When to Use Which Layer

The decision is simple. Ask yourself: "Is the answer always the same given the same inputs?"

If yes — script it. API calls, file operations, data gathering, calculations, deployments, file copying, format conversions. These are deterministic. Code handles them better than instructions every time.

If no — let Claude handle it. Writing, prioritizing, interpreting data, making judgment calls, having conversations, creative decisions. These require the kind of flexible reasoning that LLMs are actually good at.

The gray area is small. Most tasks clearly fall into one bucket or the other. And when you're not sure, default to scripting. You can always add Claude's judgment on top of deterministic output. You can't add reliability on top of an LLM promise.

The Compound Effect

Here's where it gets interesting.
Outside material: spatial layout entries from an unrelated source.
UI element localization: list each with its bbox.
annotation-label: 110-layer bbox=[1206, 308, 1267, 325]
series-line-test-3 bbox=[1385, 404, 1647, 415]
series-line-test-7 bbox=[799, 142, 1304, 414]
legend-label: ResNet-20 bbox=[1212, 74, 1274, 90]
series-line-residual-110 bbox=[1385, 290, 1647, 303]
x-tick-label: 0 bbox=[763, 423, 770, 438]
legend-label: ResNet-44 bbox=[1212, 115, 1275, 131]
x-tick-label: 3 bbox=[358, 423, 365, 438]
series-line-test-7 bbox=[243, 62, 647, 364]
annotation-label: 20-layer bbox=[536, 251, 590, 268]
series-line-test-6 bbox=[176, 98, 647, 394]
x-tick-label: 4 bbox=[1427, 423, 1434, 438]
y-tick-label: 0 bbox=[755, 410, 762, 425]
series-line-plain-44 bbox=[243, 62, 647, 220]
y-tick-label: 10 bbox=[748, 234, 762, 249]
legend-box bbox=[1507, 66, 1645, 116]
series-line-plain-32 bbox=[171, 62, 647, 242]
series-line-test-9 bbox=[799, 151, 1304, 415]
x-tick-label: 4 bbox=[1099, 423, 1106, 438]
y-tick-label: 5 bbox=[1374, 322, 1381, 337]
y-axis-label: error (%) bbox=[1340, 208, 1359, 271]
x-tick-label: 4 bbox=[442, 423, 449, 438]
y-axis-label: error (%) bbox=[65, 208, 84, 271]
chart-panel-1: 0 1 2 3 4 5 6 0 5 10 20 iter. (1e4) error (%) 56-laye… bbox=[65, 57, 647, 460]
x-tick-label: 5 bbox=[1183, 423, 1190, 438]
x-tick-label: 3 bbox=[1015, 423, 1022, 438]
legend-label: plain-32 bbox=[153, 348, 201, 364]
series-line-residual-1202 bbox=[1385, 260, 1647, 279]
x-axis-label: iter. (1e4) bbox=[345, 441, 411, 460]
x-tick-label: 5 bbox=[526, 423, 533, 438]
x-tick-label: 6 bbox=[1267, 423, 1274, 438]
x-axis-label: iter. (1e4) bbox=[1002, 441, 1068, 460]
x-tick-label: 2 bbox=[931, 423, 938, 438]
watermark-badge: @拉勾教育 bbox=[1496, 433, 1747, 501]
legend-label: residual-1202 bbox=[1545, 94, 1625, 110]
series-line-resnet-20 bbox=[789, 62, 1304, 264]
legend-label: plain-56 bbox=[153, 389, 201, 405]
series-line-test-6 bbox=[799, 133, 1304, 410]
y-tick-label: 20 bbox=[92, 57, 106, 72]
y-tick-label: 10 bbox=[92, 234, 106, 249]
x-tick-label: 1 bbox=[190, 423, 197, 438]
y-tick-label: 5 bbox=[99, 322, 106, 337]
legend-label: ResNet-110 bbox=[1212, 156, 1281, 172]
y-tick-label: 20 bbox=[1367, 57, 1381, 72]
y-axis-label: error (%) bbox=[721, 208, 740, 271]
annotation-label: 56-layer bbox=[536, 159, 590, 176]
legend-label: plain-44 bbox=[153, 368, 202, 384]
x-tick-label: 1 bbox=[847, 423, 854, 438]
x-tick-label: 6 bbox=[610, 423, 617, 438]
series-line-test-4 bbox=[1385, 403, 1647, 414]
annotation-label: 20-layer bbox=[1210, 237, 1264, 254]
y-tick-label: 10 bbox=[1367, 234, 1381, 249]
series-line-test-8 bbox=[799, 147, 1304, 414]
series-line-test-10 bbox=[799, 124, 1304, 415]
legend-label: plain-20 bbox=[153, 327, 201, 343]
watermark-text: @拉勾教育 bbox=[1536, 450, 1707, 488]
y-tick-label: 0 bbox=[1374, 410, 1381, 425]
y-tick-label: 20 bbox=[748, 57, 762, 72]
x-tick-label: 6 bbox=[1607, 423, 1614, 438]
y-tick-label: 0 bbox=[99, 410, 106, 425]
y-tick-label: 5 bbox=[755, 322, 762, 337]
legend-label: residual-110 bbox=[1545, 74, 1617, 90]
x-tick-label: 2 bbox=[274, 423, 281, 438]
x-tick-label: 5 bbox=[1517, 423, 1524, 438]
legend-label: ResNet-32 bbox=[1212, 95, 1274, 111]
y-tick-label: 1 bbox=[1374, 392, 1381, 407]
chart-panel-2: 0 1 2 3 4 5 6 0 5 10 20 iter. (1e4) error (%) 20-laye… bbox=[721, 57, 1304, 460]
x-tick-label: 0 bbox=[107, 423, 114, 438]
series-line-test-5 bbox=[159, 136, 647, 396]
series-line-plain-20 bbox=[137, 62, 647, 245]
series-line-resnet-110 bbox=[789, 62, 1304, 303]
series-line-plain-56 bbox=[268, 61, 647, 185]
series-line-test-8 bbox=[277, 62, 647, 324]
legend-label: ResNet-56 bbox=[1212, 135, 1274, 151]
Every script I write makes Claude smarter — not by training it, but by giving it better inputs. When standup.py gathers accurate calendar data, Claude gives better morning briefings. When publish-episode.py stages a clean transcript, Claude writes better articles. When the build script copies files to the right places, Claude doesn't have to remember where things go.

The scripts accumulate. I have maybe a dozen now across different workflows. Each one removes a failure mode. Each one means fewer instructions in CLAUDE.md that might get forgotten. The system gets more reliable every week, not because the AI is improving, but because I'm moving more work into the layer that doesn't forget.

It's The Checklist Manifesto principle applied to AI. Simple systems prevent costly mistakes. Except instead of a checklist that a human reads, it's a script that a computer runs. Same philosophy — make the right thing happen automatically so you can focus your brainpower on the decisions that actually need a brain.

The Meta Lesson

If you're building with AI tools — Claude Code, Cursor, whatever — and you're frustrated that it "keeps forgetting" things, you're probably putting deterministic work in the non-deterministic layer. You're asking the AI to be reliable at tasks where reliability means "do the exact same thing every time." That's not what AI is for. That's what scripts are for.

Split the layers. Let code be code. Let AI be AI. The results compound.